Comecemos talvez por tentar definir felicidade. Sabemos que é o que todos buscamos, mas o conceito vai evoluindo e transformando-se com o desenrolar da vida. Pessoalmente, não acredito em ideias superlativas de felicidade. Paz profunda, aquietação interior, a alegria de se criar e com isso contribuir com algo novo para o mundo, dar à luz,  celebrar a vida, apaixonarmo-nos, enriquecer materialmente são representações comuns do conceito de  felicidade. Estão no entanto intimamente conectadas com a dor, sempre presente na dualidade em que vivemos. E o seu efeito é fortuito.
Sou crente absoluta de que só pela força espiritual somos capazes de lidar harmoniosamente com a problemática da densidade em que vivemos e. na medida em que a poesia emerge do relacionamento com a nossa interioridade e responde às questões da alma, ela fornece trampolins para a aquietação interior e para a expansão da consciência.
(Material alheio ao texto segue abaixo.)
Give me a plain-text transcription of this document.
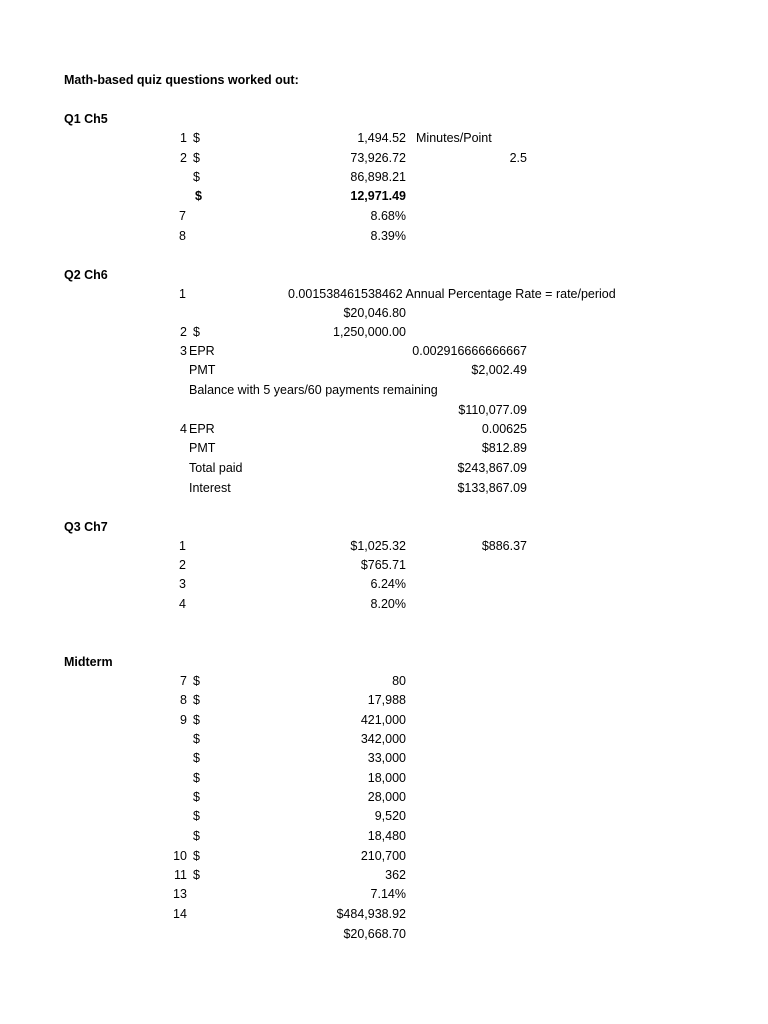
Math-based quiz questions worked out:
Q1 Ch5
1 $	1,494.52 Minutes/Point
2 $	73,926.72	2.5
$	86,898.21
$	12,971.49
7	8.68%
8	8.39%
Q2 Ch6
1	0.001538461538462 Annual Percentage Rate = rate/period
$20,046.80
2 $	1,250,000.00
3 EPR	0.002916666666667
PMT	$2,002.49
Balance with 5 years/60 payments remaining
$110,077.09
4 EPR	0.00625
PMT	$812.89
Total paid	$243,867.09
Interest	$133,867.09
Q3 Ch7
1	$1,025.32	$886.37
2	$765.71
3	6.24%
4	8.20%
Midterm
7 $	80
8 $	17,988
9 $	421,000
$	342,000
$	33,000
$	18,000
$	28,000
$	9,520
$	18,480
10 $	210,700
11 $	362
13	7.14%
14	$484,938.92
$20,668.70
VR - Onde é que os poetas vão buscar a inspiração?

Embora seja a própria vida a fornecer o mote de arranque, através das experiências vividas e das emoções experimentadas, tem de ser sempre da interioridade que a palavra poética emerge. Uma espécie de diálogo solitário de si consigo mesmo, uma janela corajosa que se abre para dentro. Isto aplica-se a qualquer arte e é por isso que, tristemente, há hoje tantos equívocos sobre talento artístico e raramente são os melhores a serem devidamente compensados.

VR - Wagner dizia que os grandes artistas vão buscar a inspiração ao contacto com as correntes do pensamento divino. Será o caso para os poetas? E será que existem níveis de inspiração diferentes? Talvez mesmo alguns mais intestinais e outros mais… celestiais?

Sim, eu creio que a inteligência subjacente a tudo quanto existe está aí para todos. Os níveis de inspiração prendem-se obviamente com o desenvolvimento pessoal de cada um, com o patamar que a sua consciência atingiu. Cada ser humano, cada artista, cada poeta sintoniza  na frequência que está de acordo com a sua sensibilidade, com o seu nível vibratório de consciência, com aquilo que é intrínseca e essencialmente. A lei da vida não permite que seja de outro modo, a não ser que aconteça de forma artificiosa e, portanto, desmontável.

Como diz Tessa Estate, “ninguém pode tocar aonde não chegou/nem soar ao que não alcançou”.